Run a Generative AI (GenAI) model - Qualcomm Dragonwing Documentation

Once a GenAI model is prepared and optimized for deployment, you can run the model on the target device. Qualcomm platforms offer multiple execution paths to meet different needs, ranging from high-level abstractions to low-level control. The following table summarizes the GenAI model execution approaches.

Execution method	Details	Key considerations
Generative AI Inference Extensions (Genie)	Qualcomm-provided framework designed for simplified execution of complex GenAI models such as LLMs and multimodal models.	Handles orchestration of multiple binaries, memory management, and hardware acceleration across CPU, GPU, and NPU.	Ideal for developers who want plug-and-play deployment with minimal integration effort.	Optimized for Qualcomm hardware, delivering low latency and power efficiency.	Best for quick deployment and production-ready applications.
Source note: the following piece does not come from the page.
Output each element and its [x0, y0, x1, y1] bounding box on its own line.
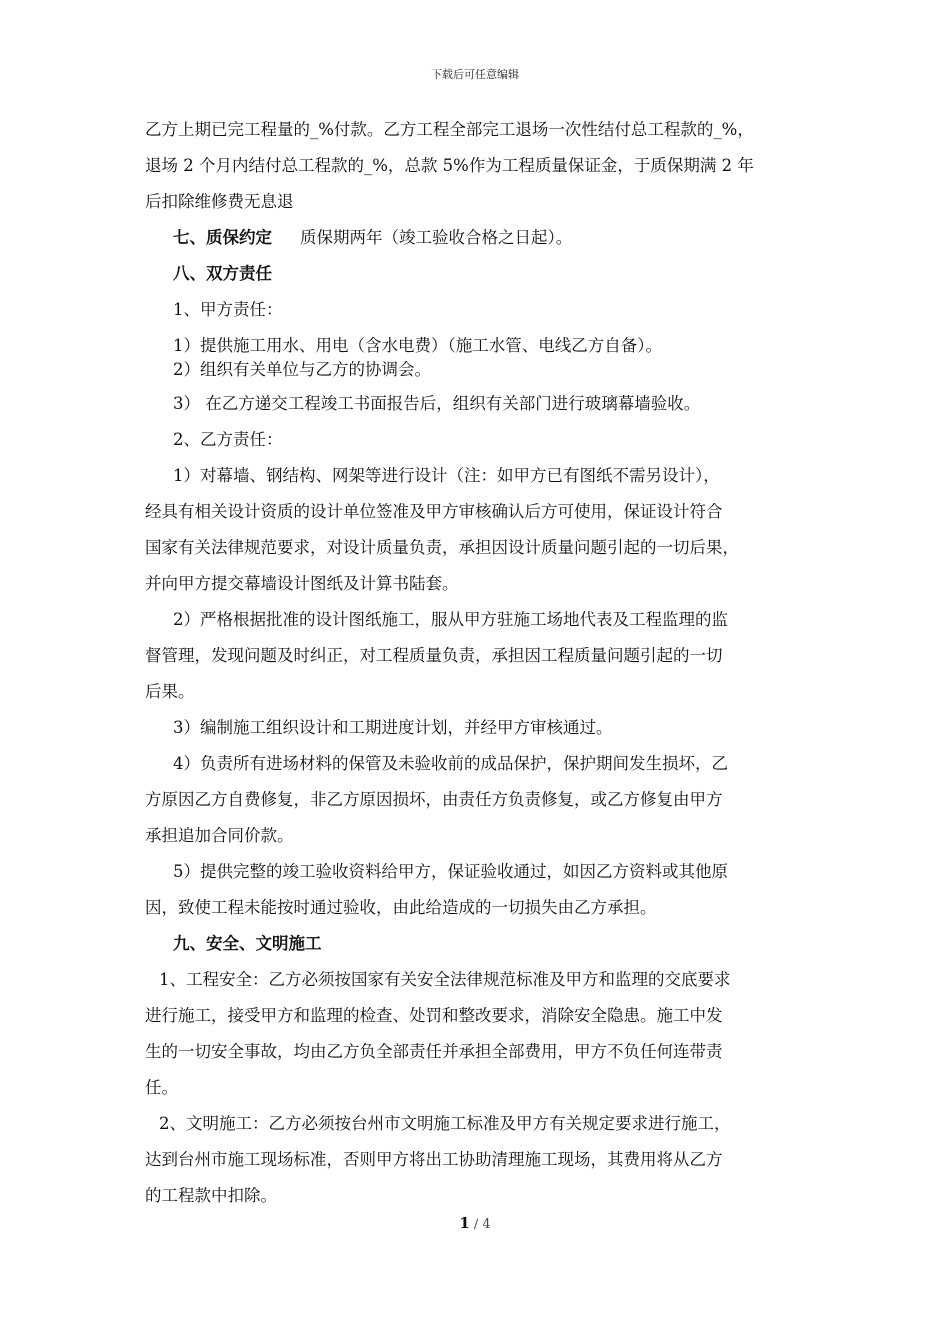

Qualcomm AI Runtime SDK (QAIRT)	Provides low-level APIs for executing QAIRT binaries directly.	Offers fine-grained control for developers who need custom execution flows or profiling.	Suitable for advanced use cases where performance tuning is critical.	Optimized for Qualcomm hardware, delivering low latency and power efficiency.	Best for custom workflows and profiling.
Open-source runtimes	Models can also be executed using open-source runtimes.	This approach is useful for developers who want to maintain compatibility with existing open-source ecosystems while leveraging Qualcomm optimizations.	Open-source runtimes provide portability, but may require additional tuning for Qualcomm platforms.	Best for research or hybrid environments.